我目前正在调试他人的代码库。目标是将Excel文件中的数据导入到数据库中。Excel文件中的每一行都包含在列0中的时间戳和进一步列中的一些标签值。

时间戳包含年、月、日、小时、分钟和秒。为了解析Excel文件并读取单个单元格,使用以下API和代码:

import java.time.LocalDateTime;
import java.time.OffsetDateTime;
import java.time.ZoneOffset;

import org.apache.poi.ss.usermodel.Cell;
import org.apache.poi.ss.usermodel.CellType;
import org.apache.poi.ss.usermodel.Row;
import org.apache.poi.ss.usermodel.Sheet;

...

// 一些循环

   LocalDateTime dateCellValue = cell.getLocalDateTimeCellValue();

大多数情况下,日期的解析工作正常,但我发现,并非所有情况都成立。问题是,Java有时会通过纳秒扩展时间戳的秒数。例如,时间戳"12.09.2018 12:39:11"被Java解释为"2018-09-12T12:39:10.995"。问题直接影响数据库:文件中的第11秒被保存为数据库中的第10秒(因此纳秒部分被丢弃)。

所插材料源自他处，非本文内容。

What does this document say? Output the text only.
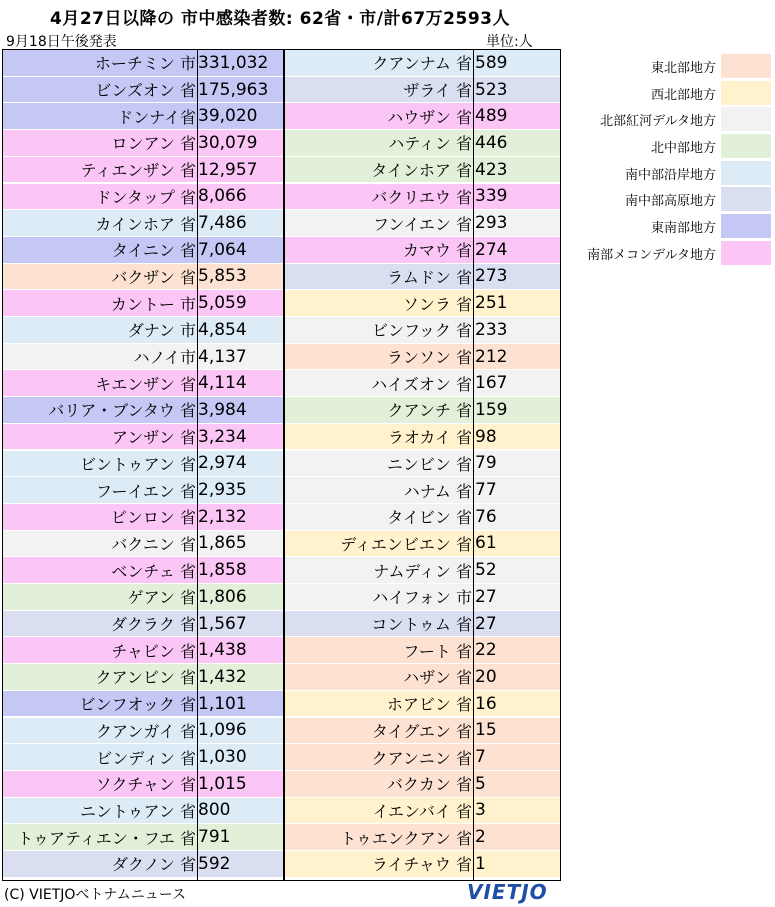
4月27日以降の 市中感染者数: 62省・市/計67万2593人
9月18日午後発表	単位:人
ホーチミン 市 331,032
ビンズオン 省 175,963
ドンナイ省 39,020
ロンアン 省 30,079
ティエンザン 省 12,957
ドンタップ 省 8,066
カインホア 省 7,486
タイニン 省 7,064
バクザン 省 5,853
カントー 市 5,059
ダナン 市 4,854
ハノイ市 4,137
キエンザン 省 4,114
バリア・ブンタウ 省 3,984
アンザン 省 3,234
ビントゥアン 省 2,974
フーイエン 省 2,935
ビンロン 省 2,132
バクニン 省 1,865
ベンチェ 省 1,858
ゲアン 省 1,806
ダクラク 省 1,567
チャビン 省 1,438
クアンビン 省 1,432
ビンフオック 省 1,101
クアンガイ 省 1,096
ビンディン 省 1,030
ソクチャン 省 1,015
ニントゥアン 省 800
トゥアティエン・フエ 省 791
ダクノン 省 592
クアンナム 省 589
ザライ 省 523
ハウザン 省 489
ハティン 省 446
タインホア 省 423
バクリエウ 省 339
フンイエン 省 293
カマウ 省 274
ラムドン 省 273
ソンラ 省 251
ビンフック 省 233
ランソン 省 212
ハイズオン 省 167
クアンチ 省 159
ラオカイ 省 98
ニンビン 省 79
ハナム 省 77
タイビン 省 76
ディエンビエン 省 61
ナムディン 省 52
ハイフォン 市 27
コントゥム 省 27
フート 省 22
ハザン 省 20
ホアビン 省 16
タイグエン 省 15
クアンニン 省 7
バクカン 省 5
イエンバイ 省 3
トゥエンクアン 省 2
ライチャウ 省 1
東北部地方
西北部地方
北部紅河デルタ地方
北中部地方
南中部沿岸地方
南中部高原地方
東南部地方
南部メコンデルタ地方
(C) VIETJOベトナムニュース	VIETJO
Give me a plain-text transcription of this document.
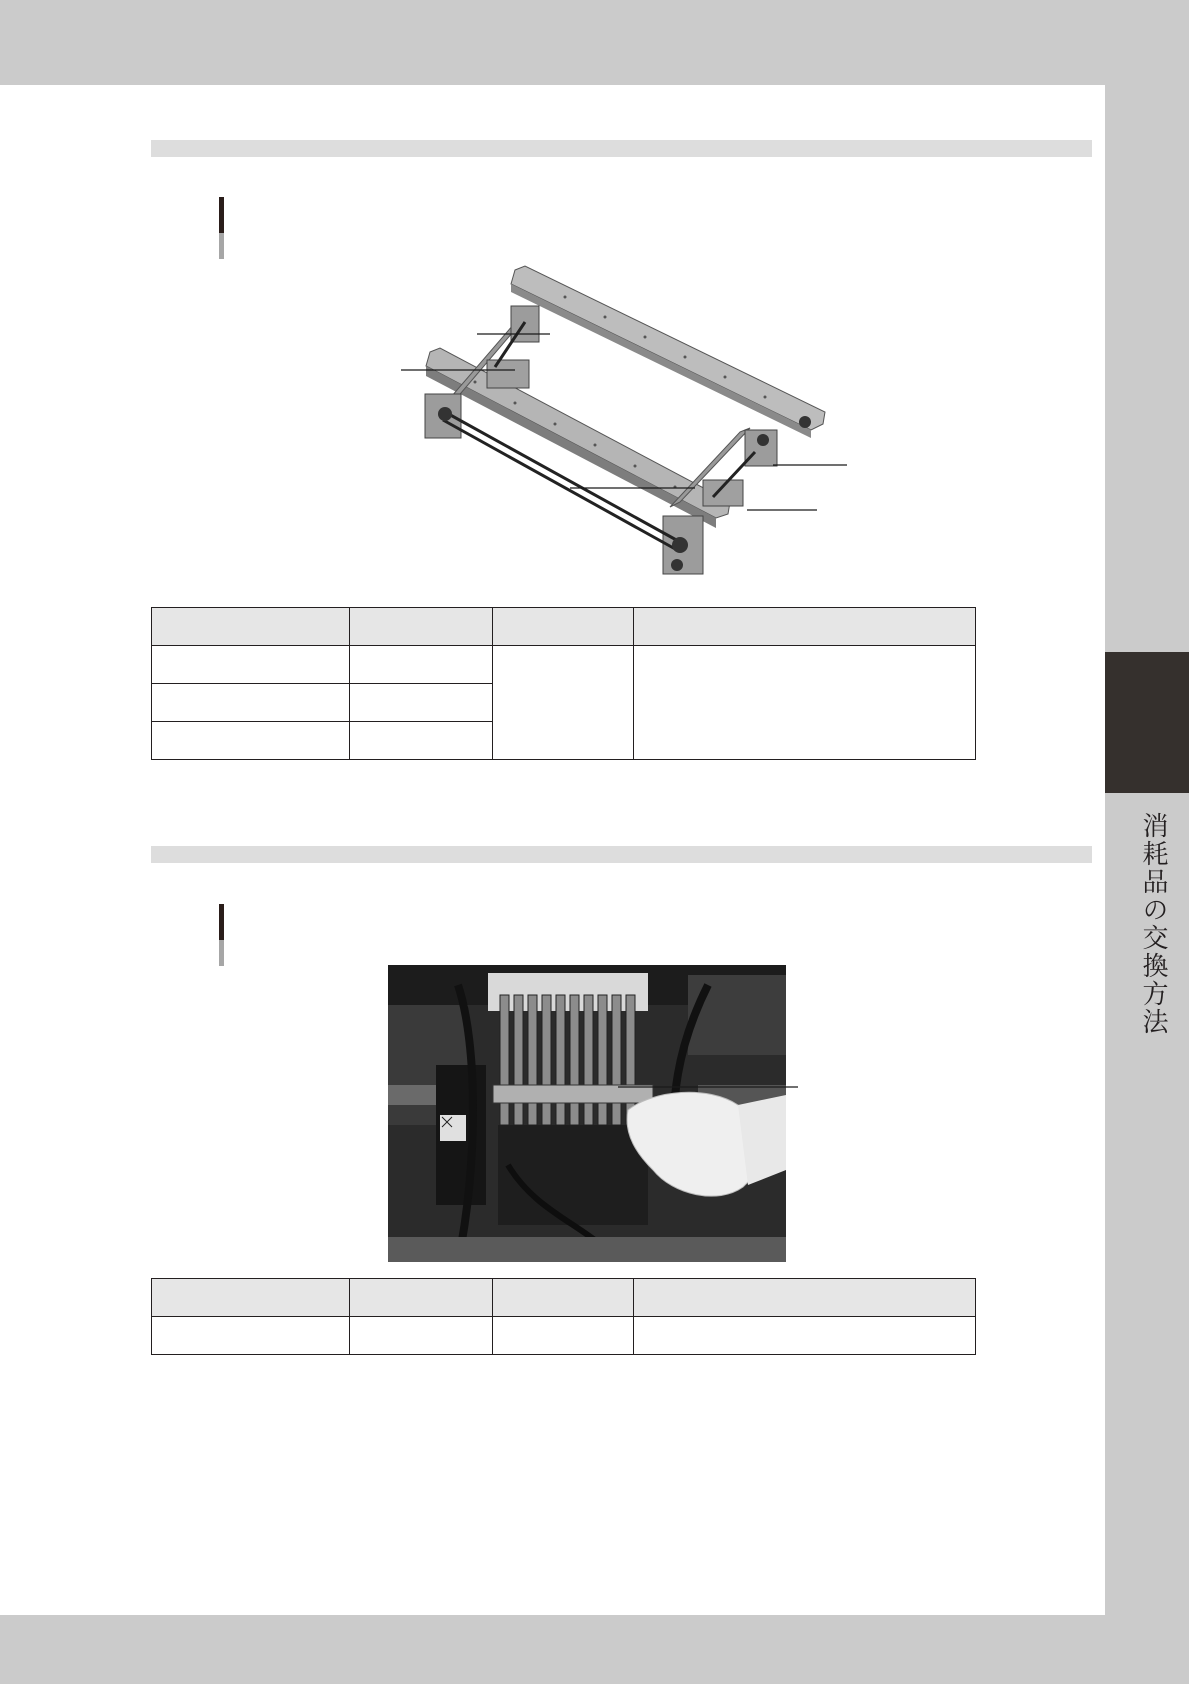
消耗品の交換方法
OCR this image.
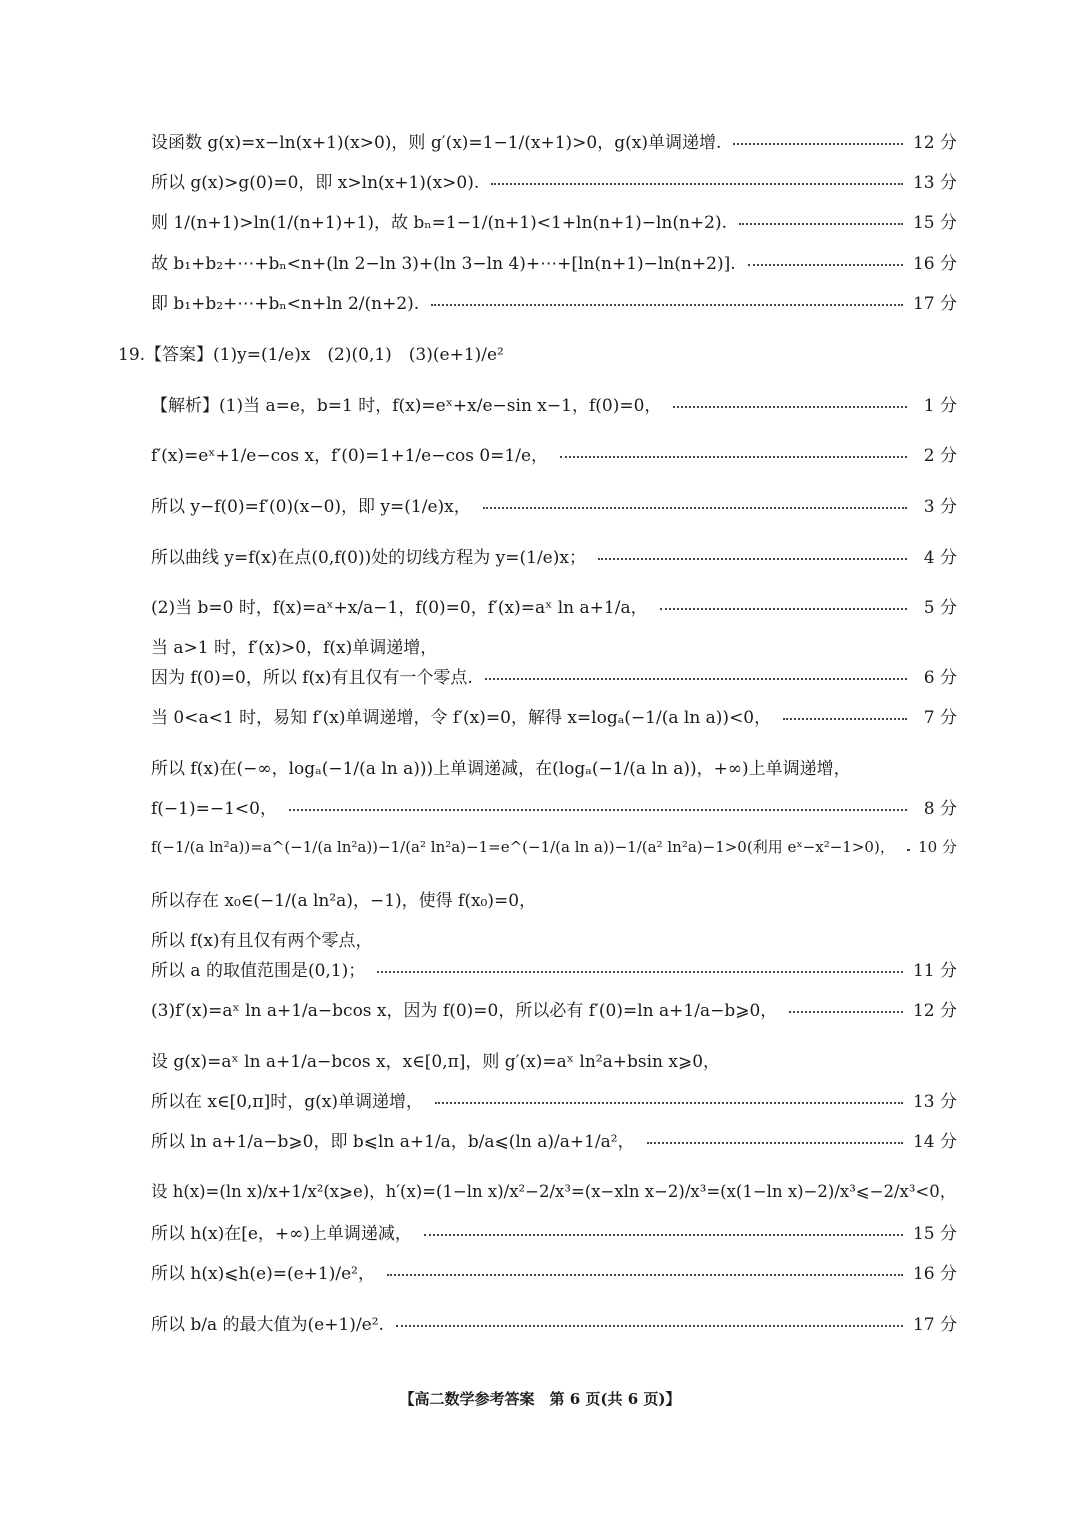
设函数 g(x)=x−ln(x+1)(x>0)，则 g′(x)=1−1/(x+1)>0，g(x)单调递增.	12 分
所以 g(x)>g(0)=0，即 x>ln(x+1)(x>0).	13 分
则 1/(n+1)>ln(1/(n+1)+1)，故 bₙ=1−1/(n+1)<1+ln(n+1)−ln(n+2).	15 分
故 b₁+b₂+⋯+bₙ<n+(ln 2−ln 3)+(ln 3−ln 4)+⋯+[ln(n+1)−ln(n+2)].	16 分
即 b₁+b₂+⋯+bₙ<n+ln 2/(n+2).	17 分
19.【答案】(1)y=(1/e)x　(2)(0,1)　(3)(e+1)/e²
【解析】(1)当 a=e，b=1 时，f(x)=eˣ+x/e−sin x−1，f(0)=0，	1 分
f′(x)=eˣ+1/e−cos x，f′(0)=1+1/e−cos 0=1/e，	2 分
所以 y−f(0)=f′(0)(x−0)，即 y=(1/e)x，	3 分
所以曲线 y=f(x)在点(0,f(0))处的切线方程为 y=(1/e)x；	4 分
(2)当 b=0 时，f(x)=aˣ+x/a−1，f(0)=0，f′(x)=aˣ ln a+1/a，	5 分
当 a>1 时，f′(x)>0，f(x)单调递增，
因为 f(0)=0，所以 f(x)有且仅有一个零点.	6 分
当 0<a<1 时，易知 f′(x)单调递增，令 f′(x)=0，解得 x=logₐ(−1/(a ln a))<0，	7 分
所以 f(x)在(−∞，logₐ(−1/(a ln a)))上单调递减，在(logₐ(−1/(a ln a))，+∞)上单调递增，
f(−1)=−1<0，	8 分
f(−1/(a ln²a))=a^(−1/(a ln²a))−1/(a² ln²a)−1=e^(−1/(a ln a))−1/(a² ln²a)−1>0(利用 eˣ−x²−1>0)， 10 分
所以存在 x₀∈(−1/(a ln²a)，−1)，使得 f(x₀)=0，
所以 f(x)有且仅有两个零点，
所以 a 的取值范围是(0,1)；	11 分
(3)f′(x)=aˣ ln a+1/a−bcos x，因为 f(0)=0，所以必有 f′(0)=ln a+1/a−b⩾0，	12 分
设 g(x)=aˣ ln a+1/a−bcos x，x∈[0,π]，则 g′(x)=aˣ ln²a+bsin x⩾0，
所以在 x∈[0,π]时，g(x)单调递增，	13 分
所以 ln a+1/a−b⩾0，即 b⩽ln a+1/a，b/a⩽(ln a)/a+1/a²，	14 分
设 h(x)=(ln x)/x+1/x²(x⩾e)，h′(x)=(1−ln x)/x²−2/x³=(x−xln x−2)/x³=(x(1−ln x)−2)/x³⩽−2/x³<0，
所以 h(x)在[e，+∞)上单调递减，	15 分
所以 h(x)⩽h(e)=(e+1)/e²，	16 分
所以 b/a 的最大值为(e+1)/e².	17 分
【高二数学参考答案　第 6 页(共 6 页)】
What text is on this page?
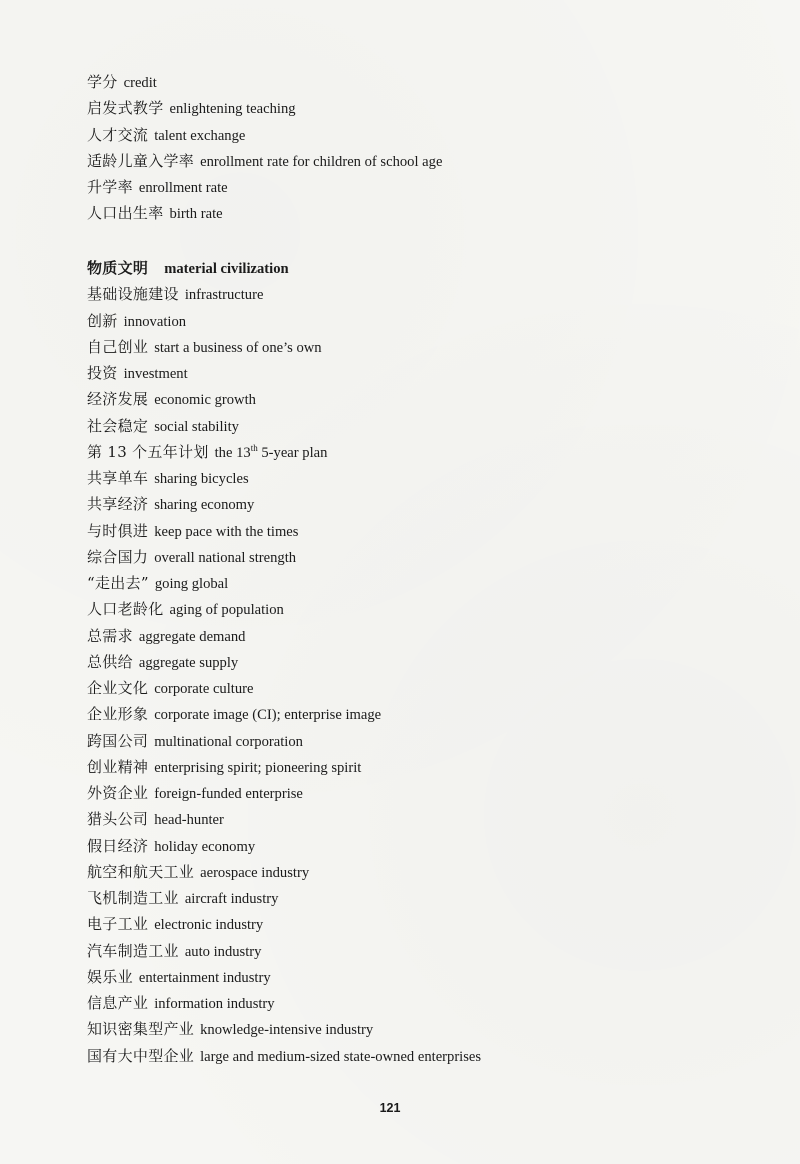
学分 credit
启发式教学 enlightening teaching
人才交流 talent exchange
适龄儿童入学率 enrollment rate for children of school age
升学率 enrollment rate
人口出生率 birth rate
物质文明 material civilization
基础设施建设 infrastructure
创新 innovation
自己创业 start a business of one’s own
投资 investment
经济发展 economic growth
社会稳定 social stability
第 13 个五年计划 the 13th 5-year plan
共享单车 sharing bicycles
共享经济 sharing economy
与时俱进 keep pace with the times
综合国力 overall national strength
“走出去” going global
人口老龄化 aging of population
总需求 aggregate demand
总供给 aggregate supply
企业文化 corporate culture
企业形象 corporate image (CI); enterprise image
跨国公司 multinational corporation
创业精神 enterprising spirit; pioneering spirit
外资企业 foreign-funded enterprise
猎头公司 head-hunter
假日经济 holiday economy
航空和航天工业 aerospace industry
飞机制造工业 aircraft industry
电子工业 electronic industry
汽车制造工业 auto industry
娱乐业 entertainment industry
信息产业 information industry
知识密集型产业 knowledge-intensive industry
国有大中型企业 large and medium-sized state-owned enterprises
121
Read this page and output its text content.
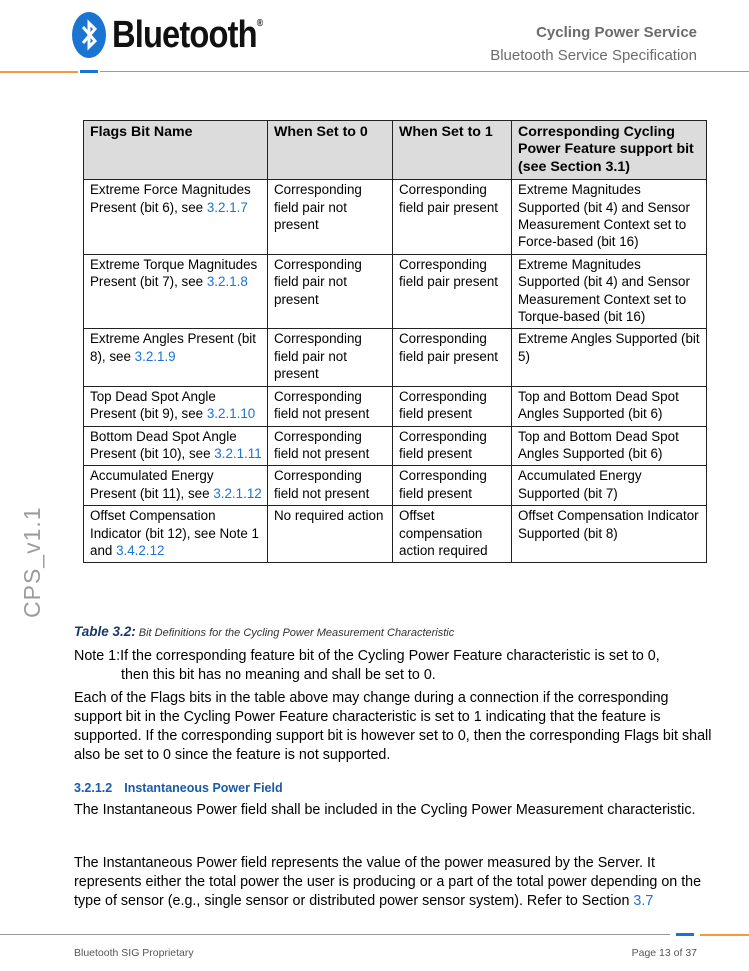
Bluetooth®
Cycling Power Service
Bluetooth Service Specification
CPS_v1.1
Flags Bit Name	When Set to 0	When Set to 1	Corresponding Cycling Power Feature support bit (see Section 3.1)
Extreme Force Magnitudes Present (bit 6), see 3.2.1.7	Corresponding field pair not present	Corresponding field pair present	Extreme Magnitudes Supported (bit 4) and Sensor Measurement Context set to Force-based (bit 16)
Extreme Torque Magnitudes Present (bit 7), see 3.2.1.8	Corresponding field pair not present	Corresponding field pair present	Extreme Magnitudes Supported (bit 4) and Sensor Measurement Context set to Torque-based (bit 16)
Extreme Angles Present (bit 8), see 3.2.1.9	Corresponding field pair not present	Corresponding field pair present	Extreme Angles Supported (bit 5)
Top Dead Spot Angle Present (bit 9), see 3.2.1.10	Corresponding field not present	Corresponding field present	Top and Bottom Dead Spot Angles Supported (bit 6)
Bottom Dead Spot Angle Present (bit 10), see 3.2.1.11	Corresponding field not present	Corresponding field present	Top and Bottom Dead Spot Angles Supported (bit 6)
Accumulated Energy Present (bit 11), see 3.2.1.12	Corresponding field not present	Corresponding field present	Accumulated Energy Supported (bit 7)
Offset Compensation Indicator (bit 12), see Note 1 and 3.4.2.12	No required action	Offset compensation action required	Offset Compensation Indicator Supported (bit 8)
Table 3.2: Bit Definitions for the Cycling Power Measurement Characteristic
Note 1:If the corresponding feature bit of the Cycling Power Feature characteristic is set to 0,
then this bit has no meaning and shall be set to 0.
Each of the Flags bits in the table above may change during a connection if the corresponding support bit in the Cycling Power Feature characteristic is set to 1 indicating that the feature is supported. If the corresponding support bit is however set to 0, then the corresponding Flags bit shall also be set to 0 since the feature is not supported.
3.2.1.2 Instantaneous Power Field
The Instantaneous Power field shall be included in the Cycling Power Measurement characteristic.
The Instantaneous Power field represents the value of the power measured by the Server. It represents either the total power the user is producing or a part of the total power depending on the type of sensor (e.g., single sensor or distributed power sensor system). Refer to Section 3.7
Bluetooth SIG Proprietary	Page 13 of 37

为了了解问题的原因,我阅读了以下文档:https://github.com/apache/poi/blob/trunk/src/java/org/apache/poi/hssf/usermodel/HSSFCell.java

从中我得出结论,问题的原因是一个舍入误差:API将每个日期值解释为double。在Excel中,您可以通过将日期时间值转换为文本或数字来查看此双精度值;例如,"20.03.2019 08:36:39"变为"43544,3587847222"。因此,由于某些值的数据类型,舍入就不准确,因此Java无法正确解析该值。

我的问题是,如何快速而准确地修复这个问题。基本上,我考虑了两种可能性:

  1. 不使用Apache POI,而是通过DateFormatter解析日期。然而,这样做的缺点是,用户定义的日期总是需要具有相同的格式,而它们目前没有。
  2. 在代码中,我可以尝试四舍五入以更正秒值并去掉纳秒部分。然而,我不确定是否始终需要舍入到上面的下一个秒值(就像上面显示的例子中那样),或者是否有情况(例如纳秒值小于0.5)需要舍入到下面的下一个秒值。我的问题在于,我不完全理解程序在舍入误差方面的行为背后的确切系统。

有人有建议吗?非常感谢帮助!

编辑:
问题的原因是纳秒已经存在于Excel表中,但肉眼无法识别,因为相关的数据类型没有显示它们。

英文:

I am currently debugging someone elses code base. The aim is to import data from Excel files into a database. Each row in the excel file contains a timestamp in column 0 and some label-values in the further columns.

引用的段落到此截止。